Fusing GEDI shots and annual forest change maps to estimate tropical forest recovery rates across the Amazon basin
This repository contains the code and analysis pipelines used in the manuscript, "Fusing GEDI shots and annual forest change maps to estimate tropical forest recovery rates across the Amazon basin."
- Python 3.9+
- PostGIS 14+
- Java
This project uses the following data sources:
Data source | Availability | Sensors | Data | Date range | No. observations (used) | Area covered |
---|---|---|---|---|---|---|
GEDI Level 4A (v002) | public | Space-borne LiDAR | Full-waveform LiDAR | 2019-2020 | 150 Mio. | 7.4 Mio. ha |
EU Joint Research Council (JRC) Annual Change dataset | public | Space-borne multispectral imagery (Landsat) | Landcover Raster | 1992-2020 | - |
├── LICENSE
├── Makefile <- Makefile with commands like `make init` or `make lint-requirements`
├── README.md <- The top-level README for developers using this project.
|
├── notebooks <- Jupyter notebooks. Naming convention is a number (for ordering),
| | the creator's initials, and a short `-` delimited description, e.g.
| | `1.0_jqp_initial-data-exploration`.
│ ├── exploratory <- Notebooks for initial exploration.
│
│
├── requirements <- Directory containing the requirement files.
│
├── setup.py <- makes project pip installable (pip install -e .) so src can be imported
├── biomassrecovery <- Source code for use in this project.
│ ├── __init__.py <- Makes src a Python module
│ │
│ ├── data <- Functions to download and parse data
│ │
│ ├── processing <- Functions to aggregate, overlay, and run data models
| |
│ ├── spark <- Spark-based end-to-end processing pipeline scripts
│ │
│ └── utils <- Common utilities
│
└── setup.cfg <- setup configuration file for linting rules
The above diagram shows an overflow of the steps taken to generate the results. For those looking to reuse this code, note that you will need to take the following steps:
Fork this repository, create a new python environment, and install the project requirements, including python packages in requirements/requirements.txt
.
Set appropriate environment variables:
Change biomassrecovery/environment.py
to contain the database location and password for your database. Set the file paths to appropriate values.
Create a file called .env
in your home directory with the following format:
# Earthdata access
EARTHDATA_USER="<earthdata-username-here>"
EARTHDATA_PASSWORD="<earthdata-password-here>"
EARTH_DATA_COOKIE_FILE="~/.urs_cookies"
# User path constants
USER_PATH="<path-to-home-dir-containing-repo>"

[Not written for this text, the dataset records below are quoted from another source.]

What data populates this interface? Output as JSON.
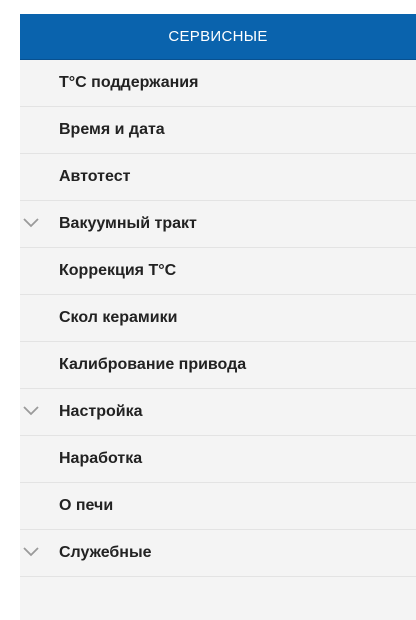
{
  "header": {
    "title": "СЕРВИСНЫЕ"
  },
  "colors": {
    "header_bg": "#0a63ad",
    "panel_bg": "#f4f4f4",
    "text": "#222222",
    "chevron": "#9a9a9a"
  },
  "menu": {
    "items": [
      {
        "label": "Т°С поддержания",
        "expandable": false
      },
      {
        "label": "Время и дата",
        "expandable": false
      },
      {
        "label": "Автотест",
        "expandable": false
      },
      {
        "label": "Вакуумный тракт",
        "expandable": true,
        "icon": "chevron-down-icon"
      },
      {
        "label": "Коррекция Т°С",
        "expandable": false
      },
      {
        "label": "Скол керамики",
        "expandable": false
      },
      {
        "label": "Калибрование привода",
        "expandable": false
      },
      {
        "label": "Настройка",
        "expandable": true,
        "icon": "chevron-down-icon"
      },
      {
        "label": "Наработка",
        "expandable": false
      },
      {
        "label": "О печи",
        "expandable": false
      },
      {
        "label": "Служебные",
        "expandable": true,
        "icon": "chevron-down-icon"
      }
    ]
  }
}
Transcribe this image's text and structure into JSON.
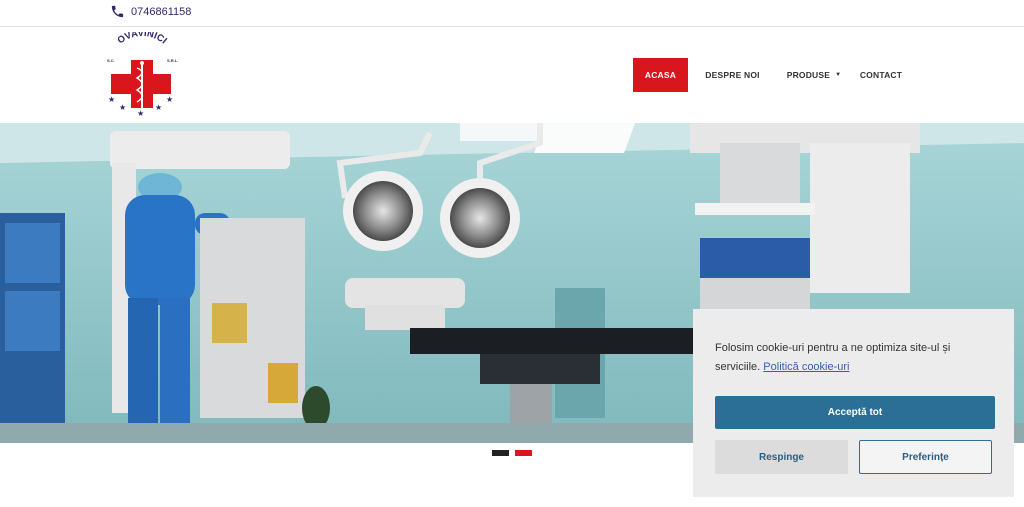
{
  "topbar": {
    "phone": "0746861158",
    "phone_icon": "phone-icon"
  },
  "logo": {
    "top_text": "OVAVINICI",
    "prefix": "S.C.",
    "suffix": "S.R.L."
  },
  "nav": {
    "items": [
      {
        "label": "ACASA",
        "active": true
      },
      {
        "label": "DESPRE NOI",
        "active": false
      },
      {
        "label": "PRODUSE",
        "active": false,
        "has_dropdown": true
      },
      {
        "label": "CONTACT",
        "active": false
      }
    ],
    "active_color": "#d9161c"
  },
  "hero": {
    "image_subject": "operating-room-photo"
  },
  "carousel": {
    "slides": 2,
    "active_index": 1,
    "colors": {
      "inactive": "#222222",
      "active": "#d9161c"
    }
  },
  "cookie": {
    "text": "Folosim cookie-uri pentru a ne optimiza site-ul și serviciile.",
    "link": "Politică cookie-uri",
    "accept": "Acceptă tot",
    "reject": "Respinge",
    "preferences": "Preferințe",
    "accent_color": "#2b6e96"
  }
}
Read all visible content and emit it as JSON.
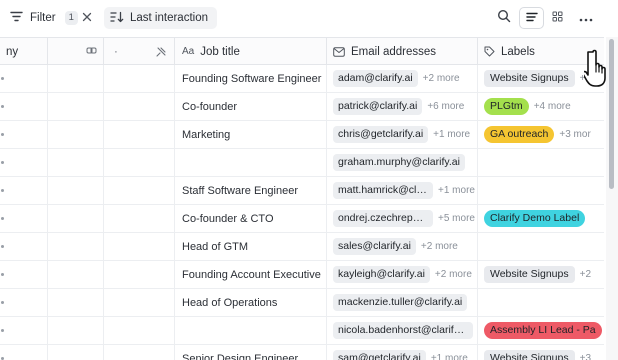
{
  "toolbar": {
    "filter_label": "Filter",
    "filter_count": "1",
    "sort_label": "Last interaction"
  },
  "columns": {
    "company": "ny",
    "job_title": "Job title",
    "emails": "Email addresses",
    "labels": "Labels"
  },
  "rows": [
    {
      "job": "Founding Software Engineer",
      "email": "adam@clarify.ai",
      "email_more": "+2 more",
      "label": "Website Signups",
      "label_more": "+1",
      "label_color": "#e8eaee",
      "label_text_color": "#1f2328"
    },
    {
      "job": "Co-founder",
      "email": "patrick@clarify.ai",
      "email_more": "+6 more",
      "label": "PLGtm",
      "label_more": "+4 more",
      "label_color": "#a4e04d",
      "label_text_color": "#1f2328"
    },
    {
      "job": "Marketing",
      "email": "chris@getclarify.ai",
      "email_more": "+1 more",
      "label": "GA outreach",
      "label_more": "+3 mor",
      "label_color": "#f5c531",
      "label_text_color": "#1f2328"
    },
    {
      "job": "",
      "email": "graham.murphy@clarify.ai",
      "email_more": "",
      "label": "",
      "label_more": "",
      "label_color": "",
      "label_text_color": ""
    },
    {
      "job": "Staff Software Engineer",
      "email": "matt.hamrick@clarif...",
      "email_more": "+1 more",
      "label": "",
      "label_more": "",
      "label_color": "",
      "label_text_color": ""
    },
    {
      "job": "Co-founder & CTO",
      "email": "ondrej.czechrep@...",
      "email_more": "+5 more",
      "label": "Clarify Demo Label",
      "label_more": "",
      "label_color": "#3fd3e0",
      "label_text_color": "#1f2328"
    },
    {
      "job": "Head of GTM",
      "email": "sales@clarify.ai",
      "email_more": "+2 more",
      "label": "",
      "label_more": "",
      "label_color": "",
      "label_text_color": ""
    },
    {
      "job": "Founding Account Executive",
      "email": "kayleigh@clarify.ai",
      "email_more": "+2 more",
      "label": "Website Signups",
      "label_more": "+2",
      "label_color": "#e8eaee",
      "label_text_color": "#1f2328"
    },
    {
      "job": "Head of Operations",
      "email": "mackenzie.tuller@clarify.ai",
      "email_more": "",
      "label": "",
      "label_more": "",
      "label_color": "",
      "label_text_color": ""
    },
    {
      "job": "",
      "email": "nicola.badenhorst@clarify.ai",
      "email_more": "",
      "label": "Assembly LI Lead - Pa",
      "label_more": "",
      "label_color": "#ee5a66",
      "label_text_color": "#1f2328"
    },
    {
      "job": "Senior Design Engineer",
      "email": "sam@getclarify.ai",
      "email_more": "+1 more",
      "label": "Website Signups",
      "label_more": "+3",
      "label_color": "#e8eaee",
      "label_text_color": "#1f2328"
    }
  ],
  "icons": {
    "filter": "filter-icon",
    "clear": "close-icon",
    "sort": "sort-icon",
    "search": "search-icon",
    "list_view": "list-view-icon",
    "grid_view": "grid-view-icon",
    "more": "more-horizontal-icon"
  }
}
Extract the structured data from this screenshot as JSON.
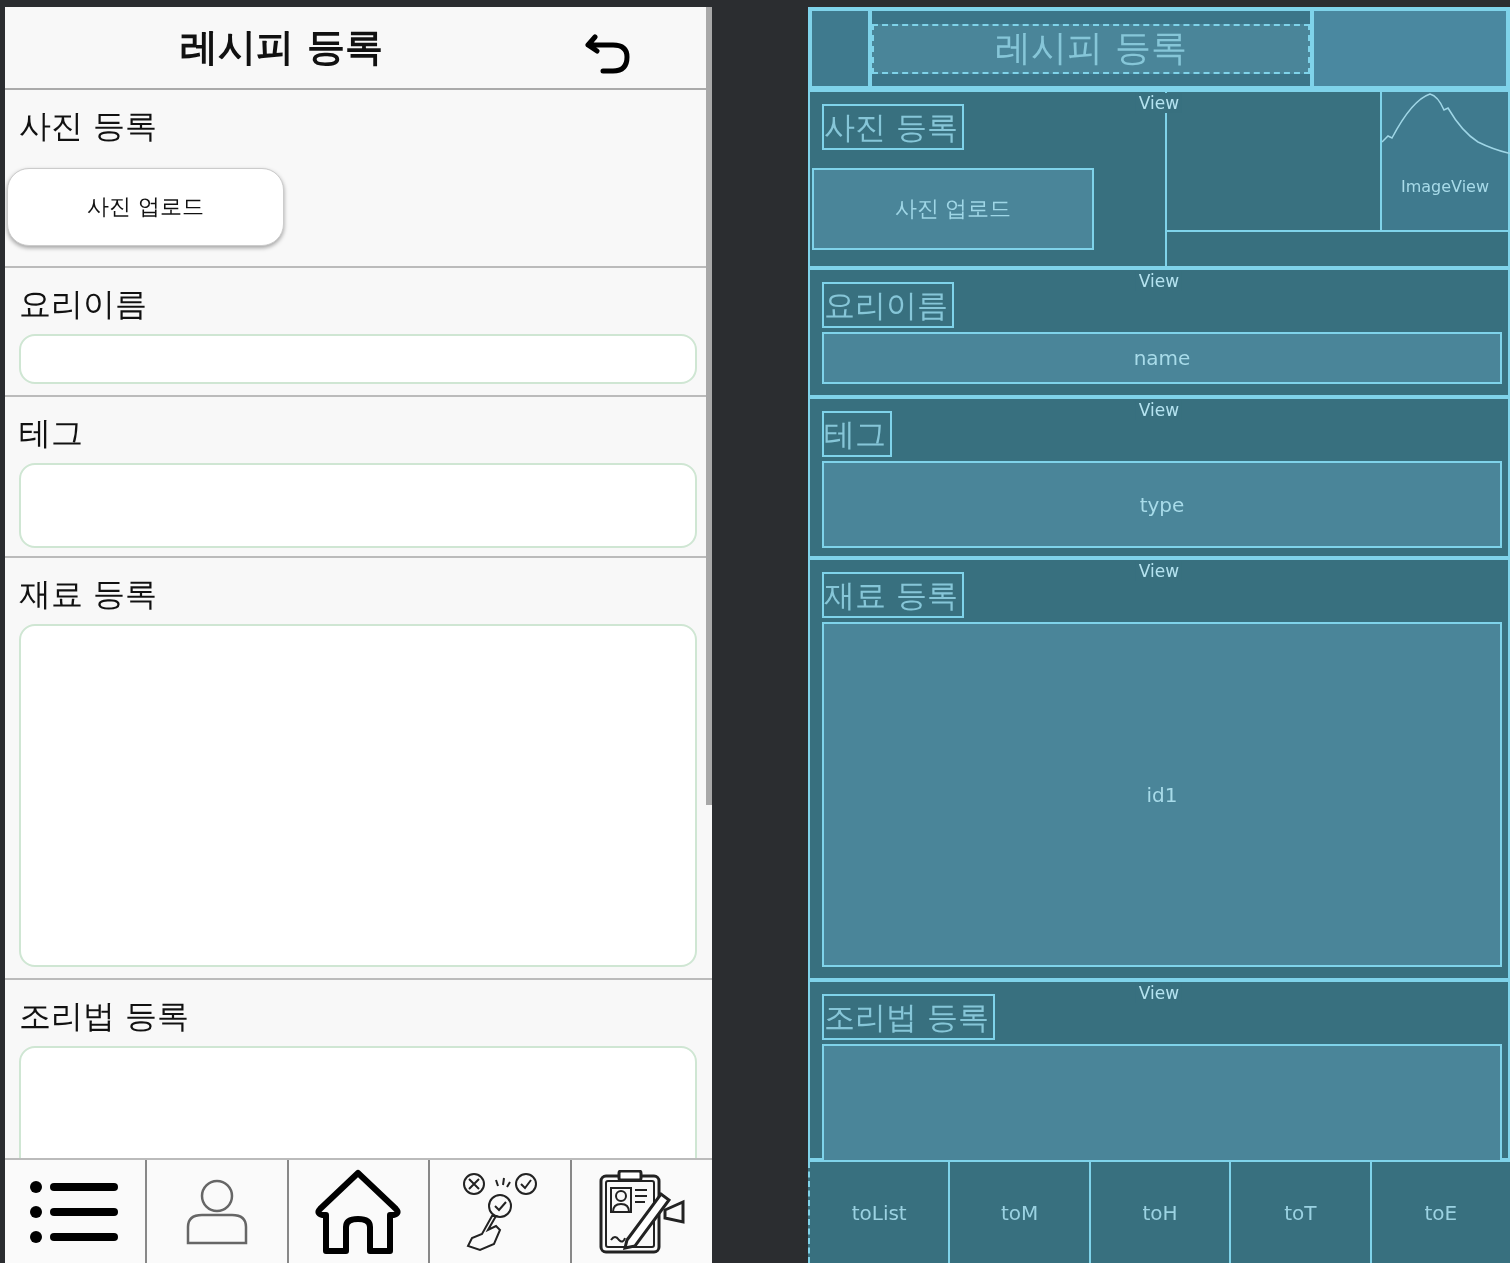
{
  "design": {
    "title": "레시피 등록",
    "sections": [
      {
        "kind": "photo",
        "label": "사진 등록",
        "button": "사진 업로드"
      },
      {
        "kind": "field",
        "label": "요리이름"
      },
      {
        "kind": "field",
        "label": "테그"
      },
      {
        "kind": "field",
        "label": "재료 등록"
      },
      {
        "kind": "field",
        "label": "조리법 등록"
      }
    ]
  },
  "blueprint": {
    "title": "레시피 등록",
    "sections": [
      {
        "kind": "photo",
        "view_label": "View",
        "label": "사진 등록",
        "button": "사진 업로드",
        "image_label": "ImageView"
      },
      {
        "kind": "field",
        "view_label": "View",
        "label": "요리이름",
        "field": "name"
      },
      {
        "kind": "field",
        "view_label": "View",
        "label": "테그",
        "field": "type"
      },
      {
        "kind": "field",
        "view_label": "View",
        "label": "재료 등록",
        "field": "id1"
      },
      {
        "kind": "field",
        "view_label": "View",
        "label": "조리법 등록"
      }
    ],
    "nav": [
      "toList",
      "toM",
      "toH",
      "toT",
      "toE"
    ]
  }
}
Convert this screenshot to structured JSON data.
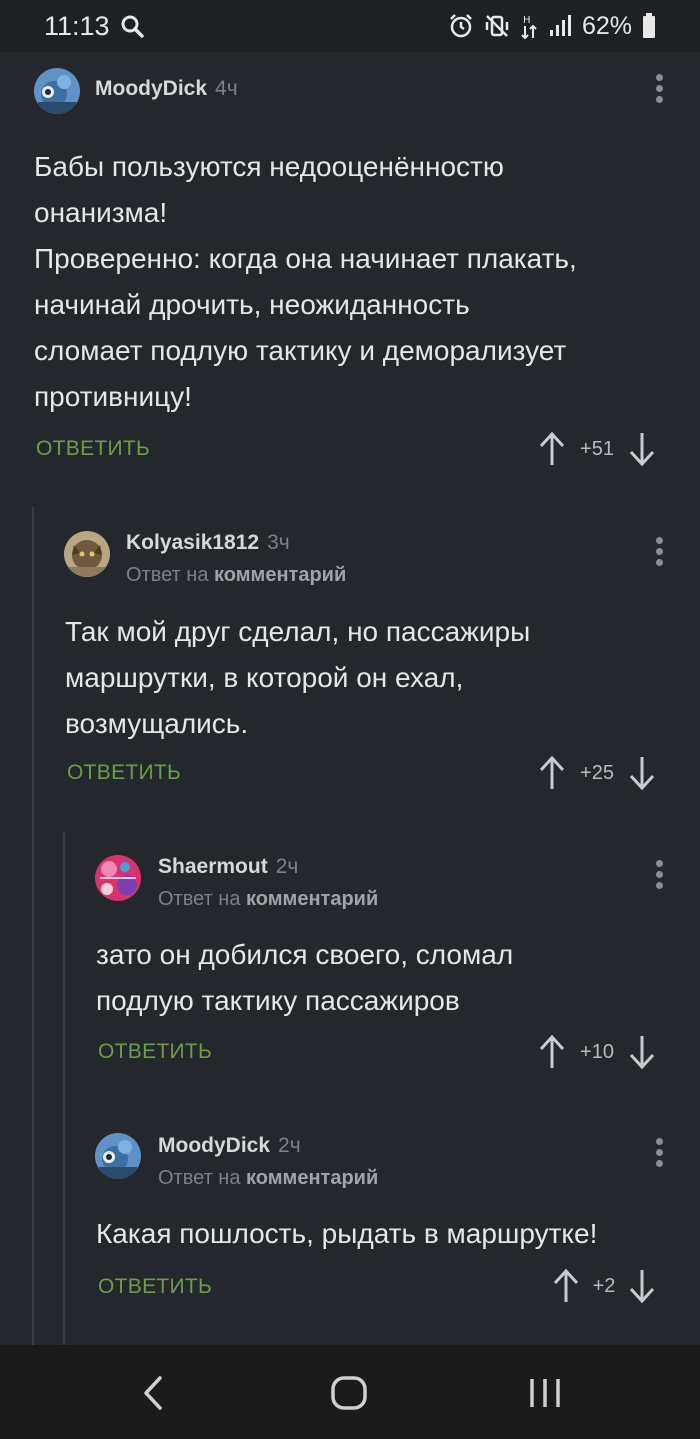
{
  "status_bar": {
    "time": "11:13",
    "battery": "62%",
    "icons": [
      "search-icon",
      "alarm-icon",
      "vibrate-icon",
      "data-arrows-icon",
      "signal-icon",
      "battery-icon"
    ]
  },
  "colors": {
    "background": "#24282c",
    "accent_green": "#6d9c4c",
    "muted_text": "#7c8187"
  },
  "comments": [
    {
      "username": "MoodyDick",
      "time": "4ч",
      "reply_to_label": "",
      "reply_to_target": "",
      "lines": [
        "Бабы пользуются недооценённостю",
        "онанизма!",
        "Проверенно: когда она начинает плакать,",
        "начинай дрочить, неожиданность",
        "сломает подлую тактику и деморализует",
        "противницу!"
      ],
      "reply_label": "ОТВЕТИТЬ",
      "score": "+51"
    },
    {
      "username": "Kolyasik1812",
      "time": "3ч",
      "reply_to_label": "Ответ на",
      "reply_to_target": "комментарий",
      "lines": [
        "Так мой друг сделал, но пассажиры",
        "маршрутки, в которой он ехал,",
        "возмущались."
      ],
      "reply_label": "ОТВЕТИТЬ",
      "score": "+25"
    },
    {
      "username": "Shaermout",
      "time": "2ч",
      "reply_to_label": "Ответ на",
      "reply_to_target": "комментарий",
      "lines": [
        "зато он добился своего, сломал",
        "подлую тактику пассажиров"
      ],
      "reply_label": "ОТВЕТИТЬ",
      "score": "+10"
    },
    {
      "username": "MoodyDick",
      "time": "2ч",
      "reply_to_label": "Ответ на",
      "reply_to_target": "комментарий",
      "lines": [
        "Какая пошлость, рыдать в маршрутке!"
      ],
      "reply_label": "ОТВЕТИТЬ",
      "score": "+2"
    }
  ],
  "nav_bar": {
    "icons": [
      "back-icon",
      "home-icon",
      "recents-icon"
    ]
  }
}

DATA_PATH="<path-to-store-data>"
# Database constants
DB_HOST="<db-hostname>"
DB_NAME="<db-name>"
DB_USER="<db-user>"
DB_PASSWORD="<db-password>"
GEDI data: The GEDI data is to be stored in a PostGIS database. Set up a new PostGIS database with the schema found in schema.sql
.
Download the GEDI data for your region of interest and ingest it into PostGIS with the script found at biomassrecovery/spark/gedi_download_pipeline.py
.
Note that this requires an existing earthdata account.
JRC data: Download the JRC rasters for your area of interest from the publicly available dataset.
Run the overlay script, found at biomassrecovery/spark/gedi_recovery_analysis_pipeline_monte_carlo.py
Run with --help
to see all of the arguments required.
All results can now be found in the directory you specified using the --save_dir
flag for the overlay script.
The results include all of the output for a full monte carlo sample, which is probably more data than you are interested in. To get a summary of the data, aggregated by mean AGBD and mode recovery age across the monte carlo sample, use the notebook exploratory/13-ah2174-gedi-monte-carlo-preprocessing.ipynb
To reproduce the figures in the paper, use the notebook 28-ah2174-gedi-recovery-figures.ipynb
This will also give you an idea of how to load and manipulate the output results to perform other analyses.